MariaDB

Run MariaDB on dFlow: MySQL-compatible SQL, MARIADB reference variables, internal credentials, and optional Expose.

Written By Charan

Last updated 3 days ago

MariaDB is a MySQL-compatible relational database. Many applications that run on MySQL can run on MariaDB with little or no change, while benefiting from MariaDB’s own releases and optimisations.

Background: Databases overview.


When to choose MariaDB

Choose MariaDB when you want MySQL-style SQL and tooling, or your team standardises on MariaDB. If you require the MySQL brand/engine specifically, use the MySQL guide.


Create and deploy

  1. Applications β†’ Environment β†’ Add New β†’ Add service β†’ Database β†’ MariaDB.

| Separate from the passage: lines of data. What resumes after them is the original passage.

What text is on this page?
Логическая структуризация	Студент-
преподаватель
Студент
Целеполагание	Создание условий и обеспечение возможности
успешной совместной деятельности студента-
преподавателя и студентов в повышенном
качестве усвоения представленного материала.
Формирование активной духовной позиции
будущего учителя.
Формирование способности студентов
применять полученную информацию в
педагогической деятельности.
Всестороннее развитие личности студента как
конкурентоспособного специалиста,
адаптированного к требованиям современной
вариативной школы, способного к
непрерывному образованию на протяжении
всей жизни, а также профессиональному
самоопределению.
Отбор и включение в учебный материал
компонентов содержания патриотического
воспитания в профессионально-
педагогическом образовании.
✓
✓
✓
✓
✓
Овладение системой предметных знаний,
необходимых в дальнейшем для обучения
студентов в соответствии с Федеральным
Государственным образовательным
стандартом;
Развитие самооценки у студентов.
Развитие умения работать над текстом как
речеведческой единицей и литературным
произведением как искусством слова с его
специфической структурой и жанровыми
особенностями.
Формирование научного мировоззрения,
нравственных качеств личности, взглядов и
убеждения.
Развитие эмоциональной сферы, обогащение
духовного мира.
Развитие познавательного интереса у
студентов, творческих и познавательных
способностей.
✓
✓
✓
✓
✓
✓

  2. Create Service β†’ open the service β†’ Deploy.

  3. Wait for success.


Connection details on Overview

After deploy, Internal credentials include a connection URL and separate username, password, host, port, and database name.

The URL may look like mysql://… even though the service is MariaDB. That is expected in some stacks; rely on the Overview fields rather than guessing the scheme.

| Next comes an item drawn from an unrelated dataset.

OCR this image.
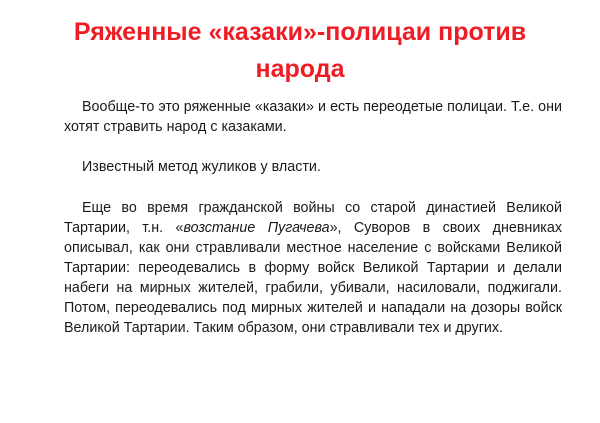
Ряженные «казаки»-полицаи против народа

Вообще-то это ряженные «казаки» и есть переодетые полицаи. Т.е. они хотят стравить народ с казаками.

Известный метод жуликов у власти.

Еще во время гражданской войны со старой династией Великой Тартарии, т.н. «возстание Пугачева», Суворов в своих дневниках описывал, как они стравливали местное население с войсками Великой Тартарии: переодевались в форму войск Великой Тартарии и делали набеги на мирных жителей, грабили, убивали, насиловали, поджигали. Потом, переодевались под мирных жителей и нападали на дозоры войск Великой Тартарии. Таким образом, они стравливали тех и других.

Public fields appear after Expose. Unexpose before Stop if exposed.


Link your app: reference variables

Variables tab β†’ { } menu. Example (rename my-mariadb):

{{ my-mariadb.MARIADB_URI }} 

The middle segment is MARIADB (uppercase type from the platform), not MYSQL.

Suffix

Resolves to

_URI

Internal URL

_NAME

Database name

_USERNAME

User

_PASSWORD

Password

_HOST

Internal host

_PORT

Internal port

_PUBLIC_HOST

After Expose

_PUBLIC_PORT

After Expose

_PUBLIC_URI

After Expose


Internet access (Expose)

MariaDB receives one public port when exposed, similar to MySQL and Postgres. Prefer internal connections for co-located apps.


Day-to-day actions

Same pattern as other databases: Restart, Stop, Expose, Unexpose; Deploy hidden after first success. Details: Databases overview.